After roughly 5 years of development, Biomutant has finally arrived! I think I can speak for a lot of people by saying there is a lot of anticipation towards this game. Did they meet expectations? I guess it depends on how hyped you were these past few years. Since I didn’t know a ton of information at the beginning of development, I kept my excitement in check for the most part, which I think helped me a lot as I played through Biomutant. If I had to sum up Biomutant in a few words, I would say “unrefined entertainment.”
I think there are some unrefined pieces of the game due to the genre. There are many positives and negatives to consider when reviewing an open-world action RPG like this one. Yet I’m not 100% sure you can place blame on anything except the genre itself. The best part of having an open world in the sense of adventure as you explore every nook and cranny you can. But there needs to be content to fill that open world. Is the side content repetitive? Of course, it is. But it’s very difficult to have unique quests throughout the entire game. You have to expect some repetition since that’s a consequence of the genre.
Another unrefined area is the feel of an exposition-filled story and narrator. Biomutant takes place in a future where the human race is wiped out (basically self-inflicted harm thanks to wars, greed, pollution, etc). Now that these mutated animals are around, you have the main quest to unite a number of tribes and take on an enemy destroying the Great Tree. Since it’s a post-apocalyptic world, there are lots of things to learn about current life on the planet.
The big issue is how the information is presented. A narrator is used to explain and translate everything that is going on. I think it would have been a really interesting feature if they left out the narrator and only had subtitles for us to read. I think it could have been a really interesting way to immerse ourselves in this post-apocalyptic world. For me, the narrator was fine. I know that others were really annoyed by him, but I didn’t mind too much. You can turn off the narrator in the options if you prefer.
Because there is a narrator, you should expect a lot of exposition and explanations as to what’s going on in the world, how we got there, major characters and tribes, and so on and so on. I get that you need to explain your post-apocalyptic world to the audience. But sometimes it feels like a lot of information is dumped in your lap. My personal preference is subtle clues that can clue me in on what happened in the world instead of a ton of exposition. But that’s just my personal preference and in this case, since the world is so rich with things going on, there might not have been a better way to tell us the story without having a lot of exposition.
As I mentioned before, Biomutant is an action RPG and I really like how they set up the RPG components. As you make your character, you can choose different classes that give you some advantages in this post-apocalyptic world. I typically pick a character that gives me a boost in health and vitality, but there are other classes that are perfect for you whether you are a ranged fighter or like to get up close and personal. Along with the class system, you can make changes to attack, defense, intelligence, and other areas. There are some robust features that allow you to make the character of your dreams.
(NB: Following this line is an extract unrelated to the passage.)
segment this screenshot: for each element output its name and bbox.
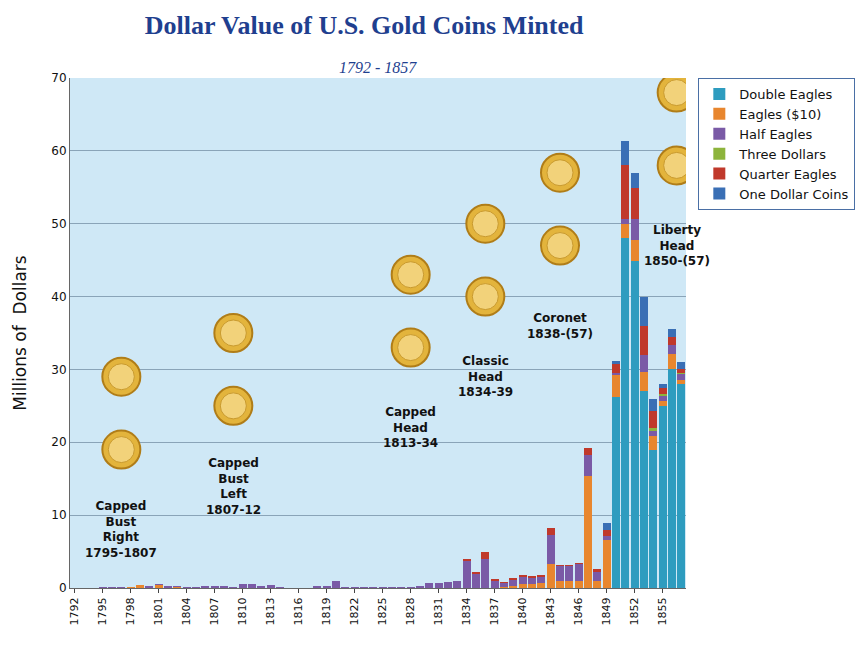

Some of you may wonder how much trouble you will be if you don’t create the perfect character. In Biomutant, there are plenty of opportunities to level up and unlock a variety of different moves that will make you the most powerful critter in the world. You will find all kinds of weapons and gear that help you. I was never worried that I created the wrong character or a weak character, and I really like that about Biomutant. I know some RPG players may not like that there aren’t any negative consequences if you don’t create the perfect character because it takes away any thought when it comes to creating a character. But I think it makes the game more accessible, especially to first-time RPG gamers.
The combat works pretty well. There will be times when you button mash and clear out a ton of bad guys, but I didn’t mind it too much. The unlockable moves are super fun and I absolutely love how the name of the move pops up when you unleash it on your enemies. It reminds me of the Batman series from the ’60s when the words “BAM,” “BIFF,” and “ZING” would pop up during fight scenes. I think it’s a clever and fun design during combat situations.
One thing I think everyone can agree on is the art design of Biomutant. The world looks really, really good. The game has so many lush areas and beautiful scenic moments that I would stop frequently during my playthrough just to take everything in. I like that the characters are true mutants. They are not meant to look cute and cuddly. To be frank, there are some ugly character models, and I think that fits perfectly in this world that has been completely changed by mutations. I think it would have been a little weird if every character was cute, so kudos to the development team for how they blended ugly and beautiful in this world.
Biomutant is a game that is entertaining yet bogged down by the challenges of the open-world genre. The story is very interesting, but the repetitiveness that comes with open-world games is on display here. Yet there is a lot of entertainment value that can’t be ignored. The world looks amazing and there are a lot of fun moments when you create a character and level up into a powerful mutant. It may not be a perfect game, but I think it’s worth trying. Hopefully, the team will have a chance to add to the world in the future by creating some more adventures and quests in future DLC.
Note: GameOctane received a digital code from the publisher for the purpose of reviewing this game. Any code or product intended for review is distributed to the team to review and stream for our audience.